How to version control a record in a database [closed]

Let's say you have a FOO table that admins and users can update. Most of the time you can write queries against the FOO table. Happy days.

Then, I would create a FOO_HISTORY table. This has all the columns of the FOO table. The primary key is the same as FOO plus a RevisionNumber column. There is a foreign key from FOO_HISTORY to FOO. You might also add columns related to the revision such as the UserId and RevisionDate. Populate the RevisionNumbers in an ever-increasing fashion across all the *_HISTORY tables (i.e. from an Oracle sequence or equivalent). Do not rely on there only being one change in a second (i.e. do not put RevisionDate into the primary key).

Now, every time you update FOO, just before you do the update you insert the old values into FOO_HISTORY. You do this at some fundamental level in your design so that programmers can't accidentally miss this step.

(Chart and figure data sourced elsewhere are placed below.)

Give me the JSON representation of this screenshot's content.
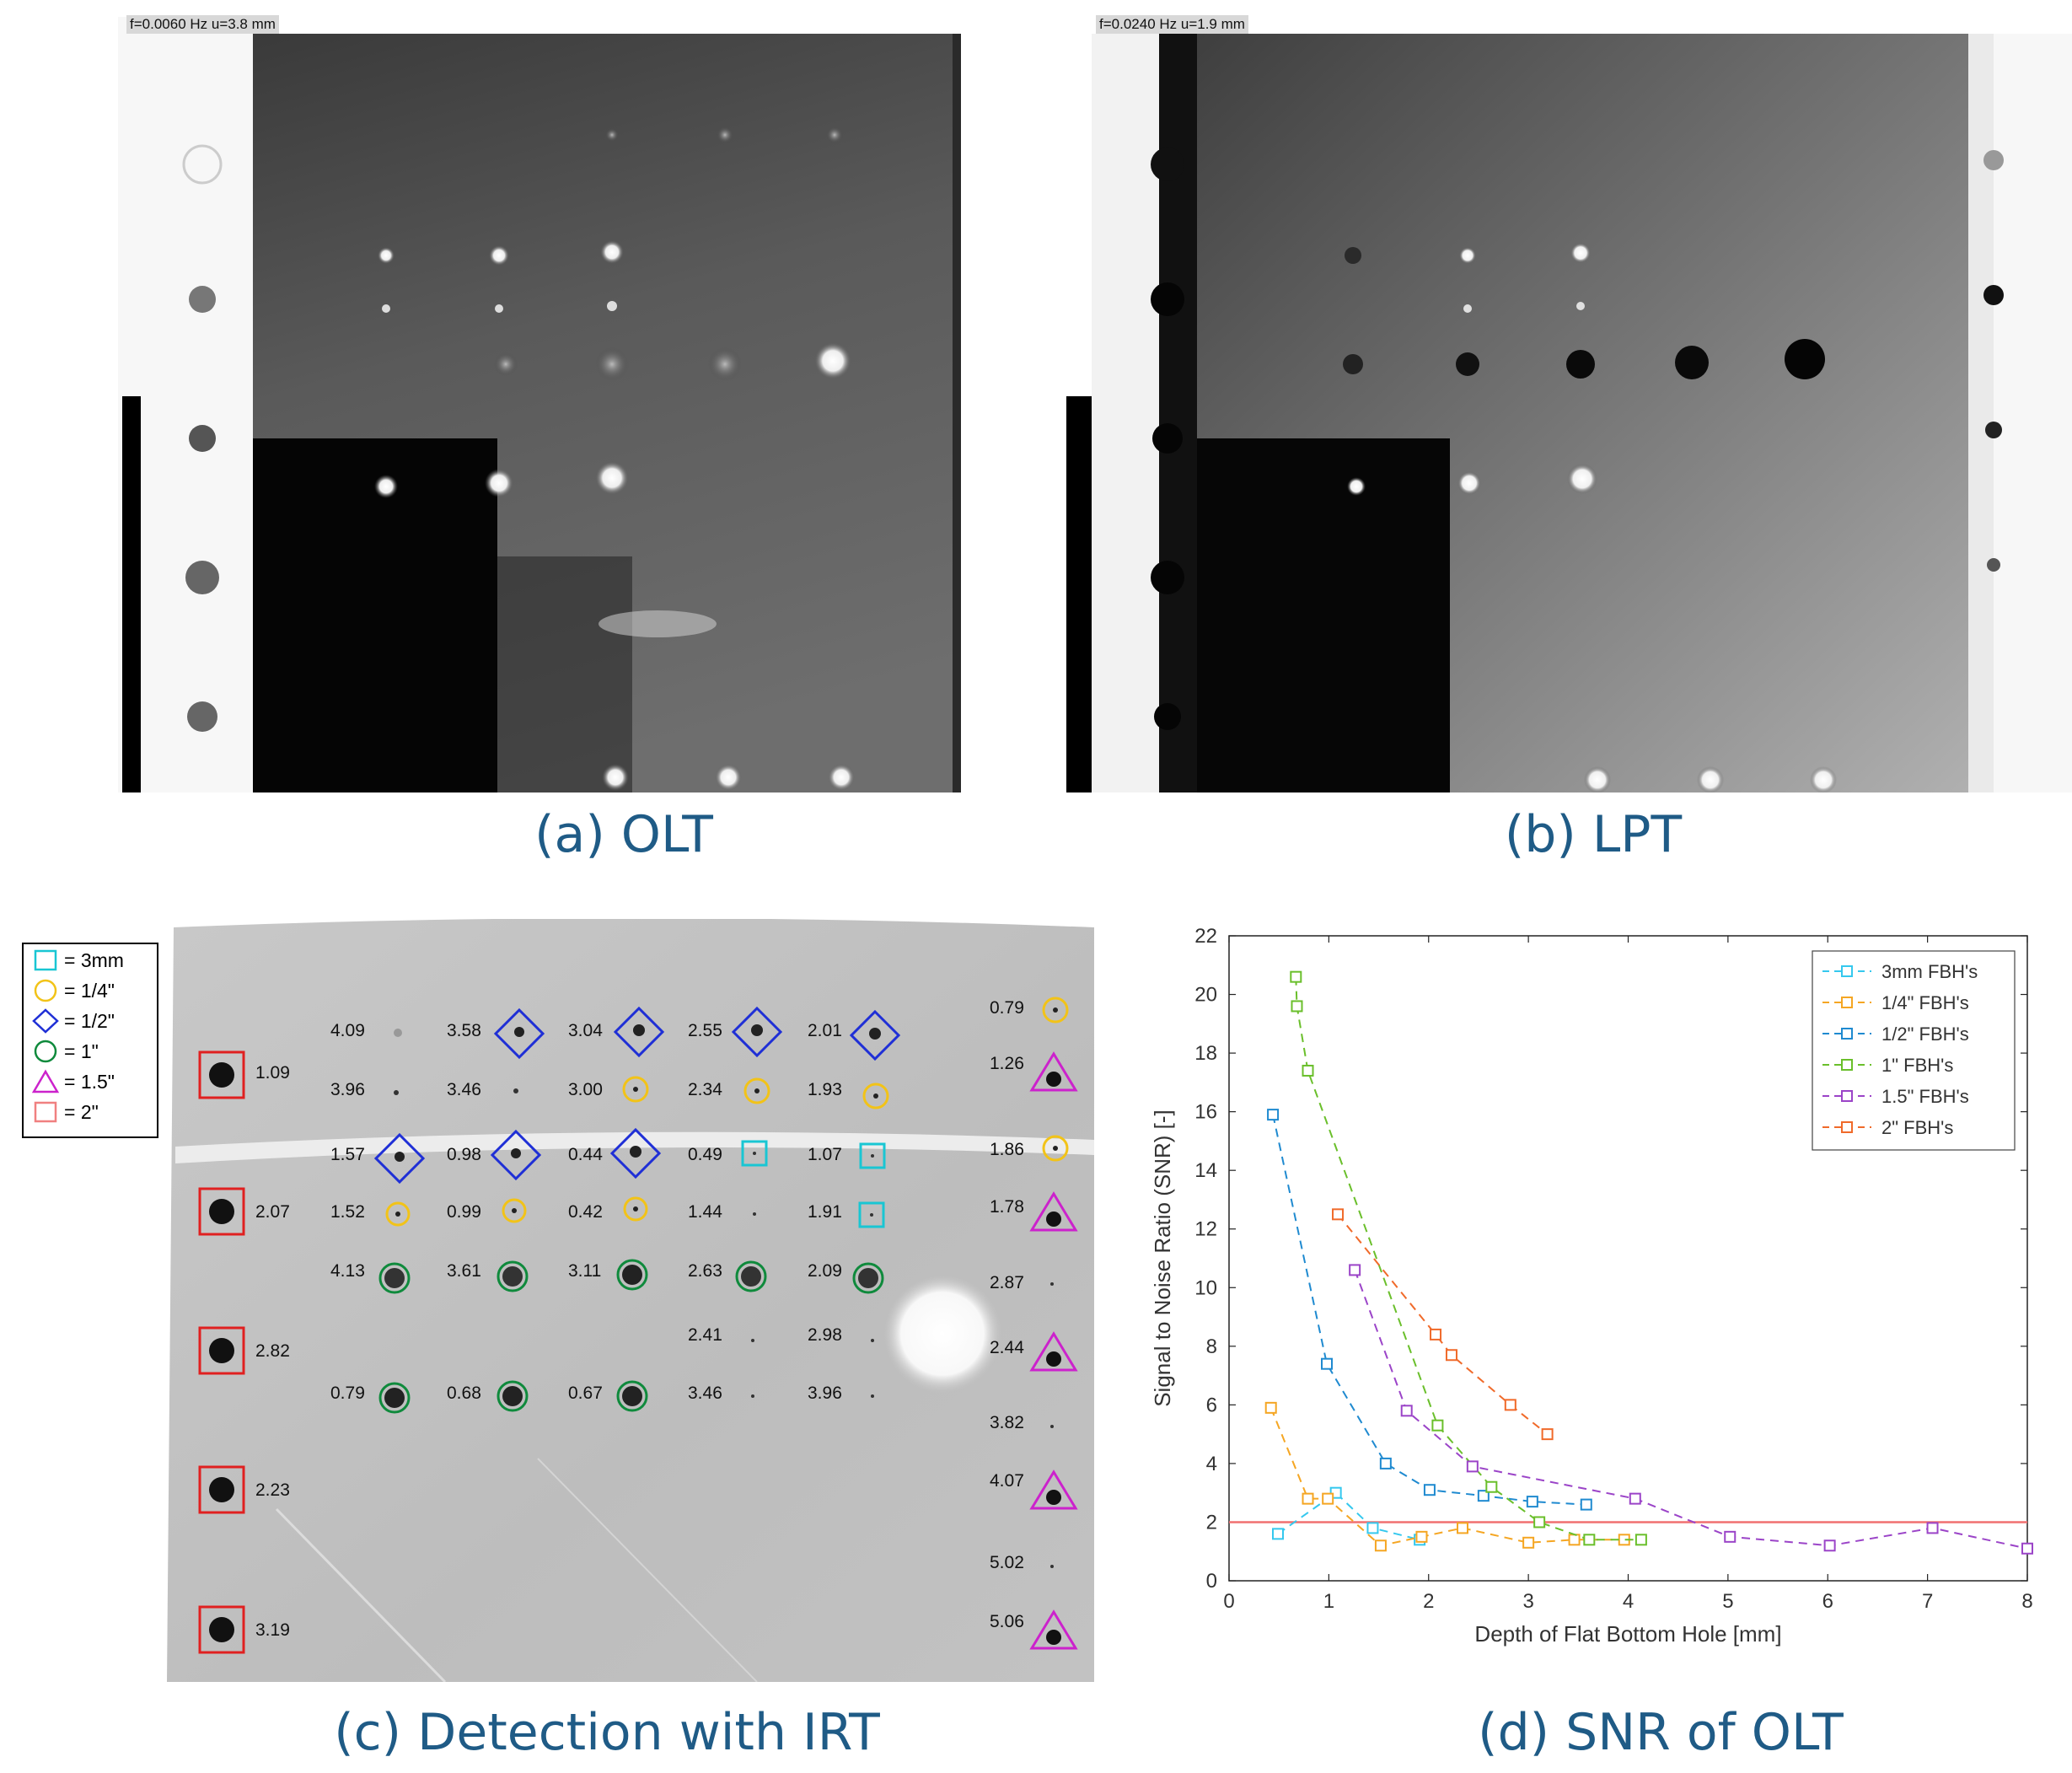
{
  "captions": {
    "a": "(a) OLT",
    "b": "(b) LPT",
    "c": "(c) Detection with IRT",
    "d": "(d) SNR of OLT"
  },
  "panel_a": {
    "overlay": "f=0.0060 Hz u=3.8 mm"
  },
  "panel_b": {
    "overlay": "f=0.0240 Hz u=1.9 mm"
  },
  "panel_c": {
    "legend": [
      {
        "shape": "square",
        "color": "#19c6d3",
        "label": "= 3mm"
      },
      {
        "shape": "circle",
        "color": "#f2c318",
        "label": "= 1/4\""
      },
      {
        "shape": "diamond",
        "color": "#1f2fd6",
        "label": "= 1/2\""
      },
      {
        "shape": "circle",
        "color": "#0f8a3c",
        "label": "= 1\""
      },
      {
        "shape": "triangle",
        "color": "#cc22cc",
        "label": "= 1.5\""
      },
      {
        "shape": "square",
        "color": "#f08080",
        "label": "= 2\""
      }
    ],
    "values": {
      "left_col": [
        "1.09",
        "2.07",
        "2.82",
        "2.23",
        "3.19"
      ],
      "row1": [
        "4.09",
        "3.58",
        "3.04",
        "2.55",
        "2.01"
      ],
      "row2": [
        "3.96",
        "3.46",
        "3.00",
        "2.34",
        "1.93"
      ],
      "row3": [
        "1.57",
        "0.98",
        "0.44",
        "0.49",
        "1.07"
      ],
      "row4": [
        "1.52",
        "0.99",
        "0.42",
        "1.44",
        "1.91"
      ],
      "row5": [
        "4.13",
        "3.61",
        "3.11",
        "2.63",
        "2.09"
      ],
      "row6": [
        "2.41",
        "2.98"
      ],
      "row7": [
        "0.79",
        "0.68",
        "0.67",
        "3.46",
        "3.96"
      ],
      "right_col": [
        "0.79",
        "1.26",
        "1.86",
        "1.78",
        "2.87",
        "2.44",
        "3.82",
        "4.07",
        "5.02",
        "5.06"
      ]
    }
  },
  "chart_data": {
    "type": "line",
    "title": "",
    "xlabel": "Depth of Flat Bottom Hole [mm]",
    "ylabel": "Signal to Noise Ratio (SNR) [-]",
    "xlim": [
      0,
      8
    ],
    "ylim": [
      0,
      22
    ],
    "xticks": [
      "0",
      "1",
      "2",
      "3",
      "4",
      "5",
      "6",
      "7",
      "8"
    ],
    "yticks": [
      "0",
      "2",
      "4",
      "6",
      "8",
      "10",
      "12",
      "14",
      "16",
      "18",
      "20",
      "22"
    ],
    "grid": false,
    "legend_position": "top-right",
    "threshold": {
      "y": 2,
      "color": "#f07070"
    },
    "series": [
      {
        "name": "3mm FBH's",
        "color": "#35c8ee",
        "x": [
          0.49,
          1.07,
          1.44,
          1.91
        ],
        "y": [
          1.6,
          3.0,
          1.8,
          1.4
        ]
      },
      {
        "name": "1/4\" FBH's",
        "color": "#f5a623",
        "x": [
          0.42,
          0.79,
          0.99,
          1.52,
          1.93,
          2.34,
          3.0,
          3.46,
          3.96
        ],
        "y": [
          5.9,
          2.8,
          2.8,
          1.2,
          1.5,
          1.8,
          1.3,
          1.4,
          1.4
        ]
      },
      {
        "name": "1/2\" FBH's",
        "color": "#1f8ad0",
        "x": [
          0.44,
          0.98,
          1.57,
          2.01,
          2.55,
          3.04,
          3.58
        ],
        "y": [
          15.9,
          7.4,
          4.0,
          3.1,
          2.9,
          2.7,
          2.6
        ]
      },
      {
        "name": "1\" FBH's",
        "color": "#6abf2b",
        "x": [
          0.67,
          0.68,
          0.79,
          2.09,
          2.63,
          3.11,
          3.61,
          4.13
        ],
        "y": [
          20.6,
          19.6,
          17.4,
          5.3,
          3.2,
          2.0,
          1.4,
          1.4
        ]
      },
      {
        "name": "1.5\" FBH's",
        "color": "#9b44c8",
        "x": [
          1.26,
          1.78,
          2.44,
          4.07,
          5.02,
          6.02,
          7.05,
          8.0
        ],
        "y": [
          10.6,
          5.8,
          3.9,
          2.8,
          1.5,
          1.2,
          1.8,
          1.1
        ]
      },
      {
        "name": "2\" FBH's",
        "color": "#f06a2a",
        "x": [
          1.09,
          2.07,
          2.23,
          2.82,
          3.19
        ],
        "y": [
          12.5,
          8.4,
          7.7,
          6.0,
          5.0
        ]
      }
    ]
  }
}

If you want to delete a row from FOO you have some choices. Either cascade and delete all the history, or perform a logical delete by flagging FOO as deleted.

This solution is good when you are largely interested in the current values and only occasionally in the history. If you always need the history then you can put effective start and end dates and keep all the records in FOO itself. Every query then needs to check those dates.


I think you are looking for versioning the content of database records (as StackOverflow does when someone edits a question/answer). A good starting point might be looking at some database model that uses revision tracking.

The best example that comes to mind is MediaWiki, the Wikipedia engine. Compare the database diagram here, particularly the revision table.

Depending on what technologies you're using, you'll have to find some good diff/merge algorithms.

Check this question if it's for .NET.


In the BI world, you could accomplish this by adding a startDate and endDate to the table you want to version. When you insert the first record into the table, the startDate is populated, but the endDate is null. When you insert the second record, you also update the endDate of the first record with the startDate of the second record.

When you want to view the current record, you select the one where endDate is null.

This is sometimes called a type 2 Slowly Changing Dimension. See also TupleVersioning


Upgrade to SQL 2008.

Try using SQL Change Tracking, in SQL 2008. Instead of timestamping and tombstone column hacks, you can use this new feature for tracking changes on data in your database.